Would Australia and New Zealand have been as enthusiastic appliers of Enlightenment ideas as the United States? I’m not sure, but I would guess no. But in my alt history we still would have had someone like Karl Marx in Europe. I’m guessing the spread of democratic ideas would have been slower in Europe. But there also wouldn’t have been the widespread shipment of African slaves to Australia, New Zealand or other parts. Hitler wouldn’t have bothered with Russia: instead there would have been a mad scramble for various European powers to take over the New Hemisphere. The Axis, Allies and Ottoman’s would have made short work out of a double continent less developed than Ancient Athens.

ETA: As for flight, airships are another route to the sky.

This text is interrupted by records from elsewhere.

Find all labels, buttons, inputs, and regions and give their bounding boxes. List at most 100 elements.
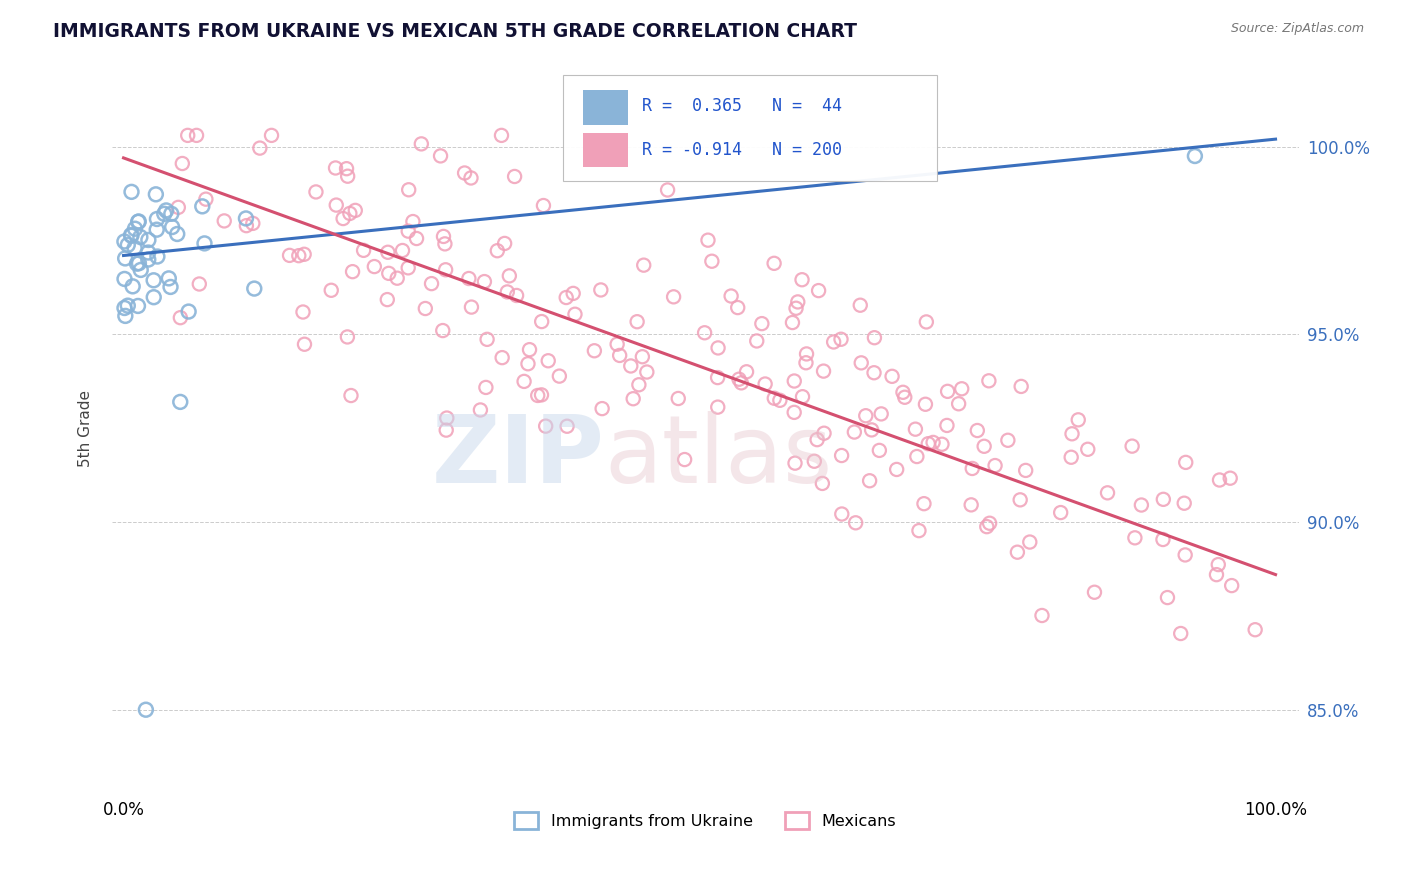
- Text: IMMIGRANTS FROM UKRAINE VS MEXICAN 5TH GRADE CORRELATION CHART: IMMIGRANTS FROM UKRAINE VS MEXICAN 5TH G…: [53, 22, 858, 41]
- Point: [146, 250, 169, 264]
- Point: [783, 405, 806, 419]
- Point: [530, 388, 553, 402]
- Point: [997, 434, 1019, 448]
- Point: [1244, 623, 1267, 637]
- Text: R = -0.914   N = 200: R = -0.914 N = 200: [643, 141, 842, 159]
- Point: [735, 365, 758, 379]
- Point: [1007, 545, 1029, 559]
- Point: [405, 231, 427, 245]
- Point: [783, 456, 806, 470]
- Point: [503, 169, 526, 184]
- Point: [191, 199, 214, 213]
- Point: [1015, 463, 1038, 477]
- Point: [905, 450, 928, 464]
- Point: [278, 248, 301, 262]
- Point: [1184, 149, 1206, 163]
- Point: [1173, 496, 1195, 510]
- Point: [912, 497, 935, 511]
- Point: [844, 425, 866, 439]
- Point: [460, 300, 482, 314]
- Point: [769, 393, 792, 408]
- Point: [1097, 485, 1119, 500]
- Point: [336, 169, 359, 184]
- Point: [851, 356, 873, 370]
- Point: [120, 228, 142, 243]
- Point: [1010, 379, 1032, 393]
- Point: [145, 187, 167, 202]
- Point: [868, 443, 890, 458]
- Point: [124, 221, 146, 235]
- Point: [342, 265, 364, 279]
- Point: [136, 252, 159, 267]
- Point: [1205, 567, 1227, 582]
- Point: [114, 309, 136, 323]
- Point: [730, 376, 752, 390]
- Point: [754, 377, 776, 392]
- Point: [142, 290, 165, 304]
- Point: [1010, 492, 1032, 507]
- Point: [976, 519, 998, 533]
- Point: [411, 136, 433, 151]
- Point: [936, 384, 959, 399]
- Point: [534, 419, 557, 434]
- Point: [457, 271, 479, 285]
- Point: [212, 214, 235, 228]
- Point: [533, 198, 555, 212]
- Point: [129, 263, 152, 277]
- Y-axis label: 5th Grade: 5th Grade: [79, 390, 93, 467]
- Point: [880, 369, 903, 384]
- Point: [288, 249, 311, 263]
- Point: [962, 461, 984, 475]
- Point: [849, 298, 872, 312]
- Point: [177, 304, 200, 318]
- Point: [429, 149, 451, 163]
- Point: [555, 419, 578, 434]
- Point: [914, 397, 936, 411]
- Point: [498, 268, 520, 283]
- Point: [1031, 608, 1053, 623]
- Point: [845, 516, 868, 530]
- Point: [169, 310, 191, 325]
- Point: [160, 207, 183, 221]
- Point: [142, 273, 165, 287]
- Point: [948, 397, 970, 411]
- Point: [591, 401, 613, 416]
- Point: [564, 307, 586, 321]
- Text: ZIP: ZIP: [432, 411, 605, 503]
- Point: [513, 375, 536, 389]
- Point: [707, 400, 730, 414]
- Point: [120, 228, 142, 243]
- Point: [950, 382, 973, 396]
- Point: [112, 235, 135, 249]
- Point: [1083, 585, 1105, 599]
- Point: [125, 257, 148, 271]
- Point: [803, 454, 825, 468]
- Point: [562, 286, 585, 301]
- Point: [396, 224, 419, 238]
- Point: [121, 279, 143, 293]
- Point: [863, 331, 886, 345]
- Point: [160, 220, 183, 235]
- Point: [786, 294, 808, 309]
- Point: [583, 343, 606, 358]
- Point: [494, 236, 516, 251]
- Point: [830, 332, 852, 346]
- Text: R =  0.365   N =  44: R = 0.365 N = 44: [643, 97, 842, 115]
- Point: [396, 260, 419, 275]
- Point: [589, 283, 612, 297]
- Point: [321, 283, 343, 297]
- Point: [344, 203, 367, 218]
- Point: [796, 347, 818, 361]
- Point: [114, 252, 136, 266]
- Point: [860, 423, 883, 437]
- Point: [186, 128, 208, 143]
- Point: [886, 462, 908, 476]
- Point: [1123, 531, 1146, 545]
- Point: [434, 423, 457, 437]
- Point: [188, 277, 211, 291]
- Point: [292, 247, 315, 261]
- Point: [1077, 442, 1099, 457]
- Point: [398, 183, 420, 197]
- Point: [855, 409, 877, 423]
- Point: [1067, 413, 1090, 427]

Spanish cooks spend several hundred years knowing that “this is missing a bit of something” but not knowing quite what.

When our Biology teacher informed us that tomatoes came from America, there was a moment of silence before one of my horrified classmates asked “but… what did people here eat before?”

The Castillians would have moved south, since they did have all that momentum from the Reconquista which just had to go somewhere; the Portuguese would have continued their policy of mostly building coastal enclaves, but would have reached a lot further than their eastern neighbors. Possibly, nowadays half of Africa would speak Spanish while the Philippines would be the Henriettes and speak Portuguese.